= Dietary Guidelines Advisory Committee =

The Dietary Guidelines Advisory Committee (DGAC) is a panel of experts appointed by the US Department of Health and Human Services (HHS) and the US Department of Agriculture (USDA) under the Federal Advisory Committee Act to review scientific evidence on nutrition and health. Its scientific reports contribute to development of the Dietary Guidelines for Americans.

==Responsibilities==
The DGAC's primary responsibilities include:

- Conducting systematic reviews of nutrition research through the Nutrition Evidence Systematic Review (NESR).
- Analyzing national dietary intake data from sources such as the National Health and Nutrition Examination Survey (NHANES).
- Evaluating dietary patterns and health outcomes using food pattern modeling.
- Preparing a scientific advisory report that is submitted to HHS and USDA, which informs the final Dietary Guidelines for Americans.
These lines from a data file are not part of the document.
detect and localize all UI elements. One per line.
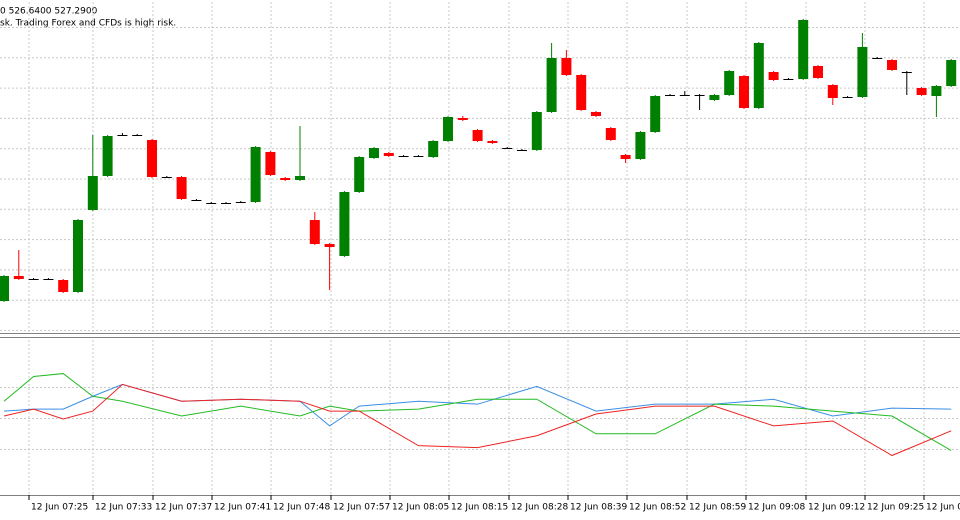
candle-body xyxy=(798,20,809,79)
candle-body xyxy=(813,66,823,78)
candle-body xyxy=(309,220,320,244)
candle-body xyxy=(428,141,439,157)
candle-body xyxy=(857,47,868,97)
candle-body xyxy=(457,118,468,120)
candle-body xyxy=(753,43,764,108)
candle-body xyxy=(827,85,838,98)
time-label: 12 Jun 07:41 xyxy=(214,503,271,513)
candle-body xyxy=(383,153,394,156)
candle-body xyxy=(176,177,187,199)
candle-body xyxy=(650,96,661,132)
candle-body xyxy=(605,128,616,140)
indicator-line xyxy=(3,373,952,452)
candle-body xyxy=(206,203,217,204)
candle-body xyxy=(635,132,646,159)
candle-body xyxy=(694,95,705,96)
candle-body xyxy=(354,157,365,192)
time-label: 12 Jun 09:25 xyxy=(867,503,924,513)
candle-body xyxy=(0,276,9,301)
time-label: 12 Jun 08:52 xyxy=(629,503,686,513)
candle-body xyxy=(369,148,379,158)
indicator-line xyxy=(3,383,952,457)
candle-body xyxy=(931,86,942,96)
candle-body xyxy=(87,176,98,210)
candle-body xyxy=(339,192,350,256)
candle-body xyxy=(221,203,231,204)
candle-body xyxy=(665,95,675,96)
candle-body xyxy=(161,177,172,178)
candle-body xyxy=(73,220,83,292)
candle-body xyxy=(783,79,794,80)
candle-body xyxy=(295,176,305,180)
candle-body xyxy=(620,155,631,159)
time-label: 12 Jun 08:15 xyxy=(451,503,508,513)
candle-body xyxy=(43,279,54,280)
time-label: 12 Jun 08:28 xyxy=(511,503,568,513)
candle-body xyxy=(443,117,453,141)
candle-body xyxy=(946,60,957,86)
candle-body xyxy=(679,95,690,96)
candle-body xyxy=(324,244,335,247)
candle-body xyxy=(709,95,720,100)
candle-body xyxy=(280,178,291,180)
time-label: 12 Jun 07:48 xyxy=(273,503,330,513)
candle-body xyxy=(117,135,128,136)
time-label: 12 Jun 09:08 xyxy=(748,503,805,513)
candle-body xyxy=(147,140,157,177)
candle-body xyxy=(576,75,587,110)
candle-body xyxy=(546,58,557,112)
candle-body xyxy=(487,141,498,143)
candle-body xyxy=(13,276,24,279)
indicator-line xyxy=(3,383,952,427)
candle-body xyxy=(724,71,735,95)
time-label: 12 Jun 08:39 xyxy=(570,503,627,513)
candle-body xyxy=(102,136,113,176)
candle-body xyxy=(413,156,424,157)
candle-body xyxy=(502,148,513,149)
header-line: 0 526.6400 527.2900 xyxy=(0,7,98,17)
time-label: 12 Jun 08:59 xyxy=(689,503,746,513)
candle-body xyxy=(58,280,69,292)
candle-body xyxy=(191,200,202,201)
time-label: 12 Jun 07:33 xyxy=(95,503,152,513)
candle-body xyxy=(768,72,779,80)
time-label: 12 Jun 07:37 xyxy=(155,503,212,513)
candle-body xyxy=(901,72,912,73)
candle-body xyxy=(916,88,927,95)
time-label: 12 Jun 07:57 xyxy=(333,503,390,513)
candle-body xyxy=(235,202,246,203)
time-label: 12 Jun 07:25 xyxy=(31,503,88,513)
time-label: 12 Jun 08:05 xyxy=(392,503,449,513)
candle-body xyxy=(872,58,883,59)
candle-body xyxy=(842,97,853,98)
candle-body xyxy=(561,58,572,75)
candle-body xyxy=(591,112,601,116)
candle-body xyxy=(132,135,143,136)
time-label: 12 Jun 09:12 xyxy=(808,503,865,513)
candle-body xyxy=(739,76,749,108)
candle-body xyxy=(887,60,897,70)
header-line: sk. Trading Forex and CFDs is high risk. xyxy=(0,19,176,29)
candle-body xyxy=(28,279,39,280)
candle-body xyxy=(472,130,483,141)
time-label: 12 Jun 09:32 xyxy=(926,503,960,513)
candle-body xyxy=(250,147,261,202)
candle-body xyxy=(265,152,276,175)
candle-body xyxy=(531,112,542,150)
candle-body xyxy=(398,156,409,157)
candle-body xyxy=(517,150,527,151)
==Analysis and criticism==
A 2022 article published in PNAS Nexus argued that the process behind the 2020-2025 DGAC lacked transparency, scientific rigor, and committee independence, and failed to fully implement reforms recommended by the National Academies of Sciences, Engineering, and Medicine. A peer-reviewed study published in Public Health Nutrition in 2022 found that 95% of the DGAC members (19 out of 20) had conflicts of interest with the food and/or pharmaceutical industries.